When things get tough, how do you keep on keeping on? Part of the answer lies in telling yourself stories about yourself. Screenwriting teacher Robert McKee talked about "the Principle of Antagonism" in his book Story: "A protagonist and his story can only be as intellectually fascinating and emotionally compelling as the forces of antagonism make them." Odysseus' greatness rose to the level of the challenges he faced. Frodo was made great by the depth of Sauron's evil. See yourself as a hero in a story and every obstacle, rather than bringing you down, can draw out greater qualities of your character. Such mythologizing gives the heroic quality that British art historian Kenneth Clark wrote about in his book Civilisation:
"I suppose that this quality, which I may call heroic, is not part of most people's idea of civilisation. It involves a contempt for convenience and a sacrifice of all those pleasures that contribute to what we call civilised life. It is the enemy of happiness. And yet we recognise that to despise material obstacles, and even to defy the blind forces of fate, is man's supreme achievement; . . . in the end, civilisation depends on man extending his powers of mind and spirit to the utmost. . . ."
In their book Built to Last, Jim Collins and Jerry Porras wrote about the importance of having a BiHAG, a Big Hairy Audacious Goal. A BiHAG gives you the moxie, the chutzpah, the pluck you need to get a difficult job done. It shifts your focus from playing not to lose to playing to win, and from only conserving resources to maximizing the quality of the contribution you can make. This shift is important but subtle, so I'll try to outline it with four examples:
1. The best defense is a strong offense.
2. Think in terms of cultivating your perception. You are more likely to see an opportunity if you are looking for one.
3. I'd rather chase a muse than be chased by a fury.
4. When you are on the attack (seeking to win), a failure is nothing but one less victory, but when you are playing defense, a failure is defeat.

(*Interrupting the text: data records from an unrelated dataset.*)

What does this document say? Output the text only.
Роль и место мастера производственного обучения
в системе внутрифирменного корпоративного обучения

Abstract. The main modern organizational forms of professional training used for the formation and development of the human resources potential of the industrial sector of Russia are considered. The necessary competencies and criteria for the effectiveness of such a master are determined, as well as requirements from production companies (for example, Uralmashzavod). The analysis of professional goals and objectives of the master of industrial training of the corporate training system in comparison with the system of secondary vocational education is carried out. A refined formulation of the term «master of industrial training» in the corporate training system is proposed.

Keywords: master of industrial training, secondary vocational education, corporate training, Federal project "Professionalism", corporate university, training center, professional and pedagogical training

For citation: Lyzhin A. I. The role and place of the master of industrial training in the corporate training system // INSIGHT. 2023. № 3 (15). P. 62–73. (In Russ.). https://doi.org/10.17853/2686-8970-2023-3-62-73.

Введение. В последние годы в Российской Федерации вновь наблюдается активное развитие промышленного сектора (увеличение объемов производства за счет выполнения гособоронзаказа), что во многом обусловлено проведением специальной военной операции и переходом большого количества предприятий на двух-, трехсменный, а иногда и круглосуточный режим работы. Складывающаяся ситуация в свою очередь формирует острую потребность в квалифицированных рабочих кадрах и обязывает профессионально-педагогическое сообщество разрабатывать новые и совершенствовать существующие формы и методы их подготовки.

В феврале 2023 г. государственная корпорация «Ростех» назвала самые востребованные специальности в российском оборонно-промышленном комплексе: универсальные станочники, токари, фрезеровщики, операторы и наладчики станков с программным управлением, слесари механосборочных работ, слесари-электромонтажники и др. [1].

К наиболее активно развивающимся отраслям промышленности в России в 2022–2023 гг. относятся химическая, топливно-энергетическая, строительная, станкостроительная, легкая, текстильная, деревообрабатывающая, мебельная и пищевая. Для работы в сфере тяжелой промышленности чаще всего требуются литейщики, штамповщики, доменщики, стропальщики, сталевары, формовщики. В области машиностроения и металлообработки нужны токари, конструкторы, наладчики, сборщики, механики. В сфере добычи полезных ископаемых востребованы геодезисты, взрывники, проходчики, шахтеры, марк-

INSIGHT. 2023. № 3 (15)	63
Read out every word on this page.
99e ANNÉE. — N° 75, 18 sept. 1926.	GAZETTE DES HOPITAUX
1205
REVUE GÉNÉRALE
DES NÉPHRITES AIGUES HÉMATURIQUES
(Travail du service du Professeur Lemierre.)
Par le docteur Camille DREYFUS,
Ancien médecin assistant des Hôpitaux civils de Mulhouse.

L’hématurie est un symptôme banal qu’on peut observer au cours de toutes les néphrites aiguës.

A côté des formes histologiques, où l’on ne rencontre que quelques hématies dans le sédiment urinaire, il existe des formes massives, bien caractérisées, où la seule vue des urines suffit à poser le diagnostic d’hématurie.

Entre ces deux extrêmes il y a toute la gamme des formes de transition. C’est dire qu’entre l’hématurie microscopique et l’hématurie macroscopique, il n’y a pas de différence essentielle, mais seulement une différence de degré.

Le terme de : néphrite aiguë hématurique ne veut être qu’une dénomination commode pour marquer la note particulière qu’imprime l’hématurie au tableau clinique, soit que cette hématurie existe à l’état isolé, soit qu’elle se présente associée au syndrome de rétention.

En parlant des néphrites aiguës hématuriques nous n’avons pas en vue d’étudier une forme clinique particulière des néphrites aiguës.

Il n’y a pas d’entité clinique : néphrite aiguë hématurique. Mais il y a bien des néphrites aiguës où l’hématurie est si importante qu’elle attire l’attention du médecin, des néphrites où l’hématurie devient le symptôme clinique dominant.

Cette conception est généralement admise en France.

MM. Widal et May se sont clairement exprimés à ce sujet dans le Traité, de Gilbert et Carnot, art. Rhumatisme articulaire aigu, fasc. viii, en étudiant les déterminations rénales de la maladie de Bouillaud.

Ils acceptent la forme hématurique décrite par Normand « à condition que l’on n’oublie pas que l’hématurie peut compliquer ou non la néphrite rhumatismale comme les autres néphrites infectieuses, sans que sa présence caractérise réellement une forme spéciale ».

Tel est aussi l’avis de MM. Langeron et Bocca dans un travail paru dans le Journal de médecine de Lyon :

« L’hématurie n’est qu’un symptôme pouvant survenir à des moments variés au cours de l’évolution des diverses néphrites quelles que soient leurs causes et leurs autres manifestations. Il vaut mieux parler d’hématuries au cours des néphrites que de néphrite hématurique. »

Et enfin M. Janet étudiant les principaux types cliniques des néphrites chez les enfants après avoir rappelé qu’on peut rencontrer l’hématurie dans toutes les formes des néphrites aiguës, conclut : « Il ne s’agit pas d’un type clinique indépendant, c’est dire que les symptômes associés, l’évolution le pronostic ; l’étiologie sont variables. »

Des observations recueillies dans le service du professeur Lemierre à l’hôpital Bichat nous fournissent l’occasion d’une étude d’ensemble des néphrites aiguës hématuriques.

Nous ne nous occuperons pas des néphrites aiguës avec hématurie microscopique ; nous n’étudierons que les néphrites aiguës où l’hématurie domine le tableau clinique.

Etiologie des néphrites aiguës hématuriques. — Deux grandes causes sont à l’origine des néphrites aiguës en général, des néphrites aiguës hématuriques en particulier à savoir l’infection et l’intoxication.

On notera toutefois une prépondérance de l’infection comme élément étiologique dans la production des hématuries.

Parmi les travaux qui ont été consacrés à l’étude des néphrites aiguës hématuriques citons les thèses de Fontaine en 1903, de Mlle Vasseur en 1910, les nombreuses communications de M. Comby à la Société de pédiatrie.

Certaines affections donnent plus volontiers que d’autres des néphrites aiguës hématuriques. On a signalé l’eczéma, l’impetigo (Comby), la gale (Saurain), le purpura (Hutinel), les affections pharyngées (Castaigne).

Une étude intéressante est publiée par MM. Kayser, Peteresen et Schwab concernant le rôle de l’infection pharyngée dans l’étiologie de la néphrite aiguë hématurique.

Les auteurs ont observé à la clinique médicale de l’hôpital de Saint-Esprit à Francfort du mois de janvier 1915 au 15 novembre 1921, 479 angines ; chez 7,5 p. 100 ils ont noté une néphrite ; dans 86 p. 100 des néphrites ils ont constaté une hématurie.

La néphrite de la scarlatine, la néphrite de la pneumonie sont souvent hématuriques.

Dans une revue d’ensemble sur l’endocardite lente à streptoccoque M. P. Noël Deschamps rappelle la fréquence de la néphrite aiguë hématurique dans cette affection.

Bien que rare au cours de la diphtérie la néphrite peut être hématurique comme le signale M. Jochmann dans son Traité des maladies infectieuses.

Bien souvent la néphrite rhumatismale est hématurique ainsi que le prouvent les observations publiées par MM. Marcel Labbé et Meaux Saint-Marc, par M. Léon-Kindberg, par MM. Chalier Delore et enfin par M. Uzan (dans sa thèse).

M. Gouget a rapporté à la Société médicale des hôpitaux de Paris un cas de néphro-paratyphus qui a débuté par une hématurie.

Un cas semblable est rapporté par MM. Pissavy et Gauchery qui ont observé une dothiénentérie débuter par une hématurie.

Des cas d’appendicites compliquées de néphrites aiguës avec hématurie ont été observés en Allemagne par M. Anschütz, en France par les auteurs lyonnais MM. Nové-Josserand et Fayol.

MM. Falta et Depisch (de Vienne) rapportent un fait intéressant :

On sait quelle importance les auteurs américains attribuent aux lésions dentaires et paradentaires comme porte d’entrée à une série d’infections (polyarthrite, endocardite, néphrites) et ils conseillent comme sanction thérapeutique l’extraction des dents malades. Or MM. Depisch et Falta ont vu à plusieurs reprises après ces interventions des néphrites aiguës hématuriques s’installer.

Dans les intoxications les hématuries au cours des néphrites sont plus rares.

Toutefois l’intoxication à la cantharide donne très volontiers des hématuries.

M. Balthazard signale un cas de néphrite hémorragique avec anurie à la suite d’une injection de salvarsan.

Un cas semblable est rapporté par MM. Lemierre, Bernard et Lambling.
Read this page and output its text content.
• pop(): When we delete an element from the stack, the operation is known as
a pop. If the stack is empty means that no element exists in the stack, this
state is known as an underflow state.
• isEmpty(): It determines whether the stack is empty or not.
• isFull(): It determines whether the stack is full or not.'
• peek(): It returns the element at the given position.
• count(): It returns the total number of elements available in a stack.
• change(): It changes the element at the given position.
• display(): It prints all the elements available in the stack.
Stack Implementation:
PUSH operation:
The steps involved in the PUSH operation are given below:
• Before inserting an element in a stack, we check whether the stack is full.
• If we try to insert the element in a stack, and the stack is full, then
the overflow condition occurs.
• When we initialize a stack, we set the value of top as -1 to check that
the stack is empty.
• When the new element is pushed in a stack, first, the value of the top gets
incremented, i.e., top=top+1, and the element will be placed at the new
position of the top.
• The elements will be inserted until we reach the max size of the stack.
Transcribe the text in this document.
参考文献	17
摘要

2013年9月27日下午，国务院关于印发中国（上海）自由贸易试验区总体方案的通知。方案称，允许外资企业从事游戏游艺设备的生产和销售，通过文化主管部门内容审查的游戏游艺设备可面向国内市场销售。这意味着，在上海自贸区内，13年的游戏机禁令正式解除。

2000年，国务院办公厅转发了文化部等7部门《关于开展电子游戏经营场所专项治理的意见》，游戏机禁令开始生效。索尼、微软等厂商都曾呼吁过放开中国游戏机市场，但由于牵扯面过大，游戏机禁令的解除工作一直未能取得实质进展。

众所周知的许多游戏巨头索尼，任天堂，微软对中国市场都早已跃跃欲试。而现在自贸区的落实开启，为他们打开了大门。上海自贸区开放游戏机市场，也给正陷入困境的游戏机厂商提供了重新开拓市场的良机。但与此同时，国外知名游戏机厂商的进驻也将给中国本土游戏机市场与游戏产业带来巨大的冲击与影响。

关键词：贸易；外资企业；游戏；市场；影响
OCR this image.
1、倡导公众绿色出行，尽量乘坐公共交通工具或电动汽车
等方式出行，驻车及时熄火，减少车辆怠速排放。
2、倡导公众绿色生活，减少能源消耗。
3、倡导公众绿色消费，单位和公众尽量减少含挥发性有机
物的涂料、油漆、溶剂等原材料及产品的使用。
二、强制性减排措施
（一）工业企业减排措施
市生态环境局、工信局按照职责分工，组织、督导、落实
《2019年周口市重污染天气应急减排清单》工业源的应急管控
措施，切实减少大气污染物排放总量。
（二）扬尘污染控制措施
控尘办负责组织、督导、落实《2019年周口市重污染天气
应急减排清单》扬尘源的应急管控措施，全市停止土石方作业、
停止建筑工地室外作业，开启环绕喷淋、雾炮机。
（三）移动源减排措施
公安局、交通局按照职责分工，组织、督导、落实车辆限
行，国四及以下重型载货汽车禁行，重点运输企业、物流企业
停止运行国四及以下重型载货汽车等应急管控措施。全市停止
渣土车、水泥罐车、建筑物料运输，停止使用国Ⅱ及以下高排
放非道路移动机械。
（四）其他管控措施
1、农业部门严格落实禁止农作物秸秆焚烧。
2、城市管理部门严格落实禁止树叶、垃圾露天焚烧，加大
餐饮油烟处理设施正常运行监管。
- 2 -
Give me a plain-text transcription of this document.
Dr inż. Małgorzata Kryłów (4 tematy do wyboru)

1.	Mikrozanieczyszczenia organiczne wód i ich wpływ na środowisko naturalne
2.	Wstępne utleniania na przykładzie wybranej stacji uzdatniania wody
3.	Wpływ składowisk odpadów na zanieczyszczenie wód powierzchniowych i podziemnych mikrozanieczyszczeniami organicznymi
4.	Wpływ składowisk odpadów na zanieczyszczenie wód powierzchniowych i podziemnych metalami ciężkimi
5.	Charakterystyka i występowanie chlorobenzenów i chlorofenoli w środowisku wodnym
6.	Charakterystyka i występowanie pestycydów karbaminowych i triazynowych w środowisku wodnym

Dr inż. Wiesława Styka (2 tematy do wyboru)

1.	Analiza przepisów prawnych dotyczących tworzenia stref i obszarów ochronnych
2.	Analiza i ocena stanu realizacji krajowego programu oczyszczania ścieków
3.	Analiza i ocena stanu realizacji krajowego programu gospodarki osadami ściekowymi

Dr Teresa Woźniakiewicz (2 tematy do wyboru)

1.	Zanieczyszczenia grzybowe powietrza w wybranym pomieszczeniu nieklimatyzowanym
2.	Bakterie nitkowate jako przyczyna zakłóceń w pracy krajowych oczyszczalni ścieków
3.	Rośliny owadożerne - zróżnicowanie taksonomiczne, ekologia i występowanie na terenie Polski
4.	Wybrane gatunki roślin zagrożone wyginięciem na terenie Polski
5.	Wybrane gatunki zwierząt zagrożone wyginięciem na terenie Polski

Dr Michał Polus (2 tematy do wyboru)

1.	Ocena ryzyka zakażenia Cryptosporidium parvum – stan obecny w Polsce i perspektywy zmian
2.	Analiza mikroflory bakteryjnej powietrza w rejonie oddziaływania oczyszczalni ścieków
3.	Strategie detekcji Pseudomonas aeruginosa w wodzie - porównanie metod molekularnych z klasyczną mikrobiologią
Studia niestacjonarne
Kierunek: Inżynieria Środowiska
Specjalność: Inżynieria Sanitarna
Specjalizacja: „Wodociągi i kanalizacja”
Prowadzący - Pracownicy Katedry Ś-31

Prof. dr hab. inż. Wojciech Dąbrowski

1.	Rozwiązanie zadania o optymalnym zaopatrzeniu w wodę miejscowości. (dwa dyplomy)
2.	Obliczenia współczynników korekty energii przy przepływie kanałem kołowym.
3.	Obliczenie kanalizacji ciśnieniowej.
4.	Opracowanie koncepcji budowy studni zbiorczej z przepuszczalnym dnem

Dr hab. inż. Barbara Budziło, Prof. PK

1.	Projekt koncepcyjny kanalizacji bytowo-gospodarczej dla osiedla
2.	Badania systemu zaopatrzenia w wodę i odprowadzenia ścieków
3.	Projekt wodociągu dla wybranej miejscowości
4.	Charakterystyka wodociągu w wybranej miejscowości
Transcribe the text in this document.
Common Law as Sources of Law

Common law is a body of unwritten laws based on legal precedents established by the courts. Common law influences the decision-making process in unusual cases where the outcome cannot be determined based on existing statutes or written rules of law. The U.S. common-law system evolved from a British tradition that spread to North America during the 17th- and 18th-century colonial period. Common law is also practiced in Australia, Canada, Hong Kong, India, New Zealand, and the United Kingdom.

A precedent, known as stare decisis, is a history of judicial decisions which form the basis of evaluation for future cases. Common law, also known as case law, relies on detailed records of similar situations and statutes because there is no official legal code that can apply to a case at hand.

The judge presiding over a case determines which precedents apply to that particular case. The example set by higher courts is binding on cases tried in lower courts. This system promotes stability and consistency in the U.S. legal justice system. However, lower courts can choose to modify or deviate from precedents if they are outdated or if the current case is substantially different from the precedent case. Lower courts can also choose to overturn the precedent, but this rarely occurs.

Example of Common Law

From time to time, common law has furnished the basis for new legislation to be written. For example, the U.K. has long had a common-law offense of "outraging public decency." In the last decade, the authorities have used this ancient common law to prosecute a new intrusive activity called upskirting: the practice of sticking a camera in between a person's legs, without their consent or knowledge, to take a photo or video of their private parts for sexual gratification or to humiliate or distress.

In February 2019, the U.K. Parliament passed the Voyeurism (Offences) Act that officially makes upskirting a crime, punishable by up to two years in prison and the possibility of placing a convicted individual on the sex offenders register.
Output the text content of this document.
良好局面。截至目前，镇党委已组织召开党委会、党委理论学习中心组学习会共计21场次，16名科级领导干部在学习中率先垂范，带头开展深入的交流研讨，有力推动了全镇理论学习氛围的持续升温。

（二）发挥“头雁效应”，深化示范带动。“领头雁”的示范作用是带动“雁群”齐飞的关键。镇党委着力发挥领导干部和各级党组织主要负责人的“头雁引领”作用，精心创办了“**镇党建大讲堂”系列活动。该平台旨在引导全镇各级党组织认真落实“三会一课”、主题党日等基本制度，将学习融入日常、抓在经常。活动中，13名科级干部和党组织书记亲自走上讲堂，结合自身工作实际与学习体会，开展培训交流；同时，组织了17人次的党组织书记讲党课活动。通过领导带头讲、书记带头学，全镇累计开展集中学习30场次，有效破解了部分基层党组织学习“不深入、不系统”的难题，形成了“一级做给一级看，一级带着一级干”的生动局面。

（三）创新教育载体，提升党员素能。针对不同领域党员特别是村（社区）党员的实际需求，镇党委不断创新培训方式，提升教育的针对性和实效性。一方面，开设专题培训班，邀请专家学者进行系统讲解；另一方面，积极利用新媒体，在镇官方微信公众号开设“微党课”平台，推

Another advantage of mythologizing your actions and of giving them a heroic quality can be seen in the work of the religion scholar Mircea Eliade. He observed that for people to have meaningful lives they must put their lives into a narrative, a story, a myth. For example, because I love my family, I want to make sure they have enough food to eat and a place to live, so I, alas, must work for a living, which means that I have to drive to work. This means that I have to keep my car maintained, which means that I have to call to make an appointment with the service department. The receptionist puts me on hold and I am stuck listening to music that is dull enough to lull a young otter to sleep. Even though attending to the insipid music is a fifth-order derivative from my prime motivation of taking care of my family, my putting up with it is motivated by my deepest values. Knowing this makes tolerating it, well, tolerable. Mythologizing your actions helps to sensitize you to what poet May Sarton has called "the sacramentalization of the ordinary."
Clark, K. 1970. Civilisation: A Personal View. New York: Harper and Row.
Collins, J. and J. Porras. 1994. Built to Last: Successful Habits of Visionary Companies. New York: Harper Business.
Eliade, M. 1968. Myth and Reality. Translated by W. Trask. New York: Harper & Row.
Gadamer, H. 2004. Truth and Method. Translation revised by J. Weinsheimer and D. Marshall. New York: Continuum.
McKee, R. 1997. Story: Substance, Structure, Style and the Principles of Screenwriting. New York: Harper Collins.
Sarton, May. 1993. Among the Usual Days. New York: W. W. Norton & Co.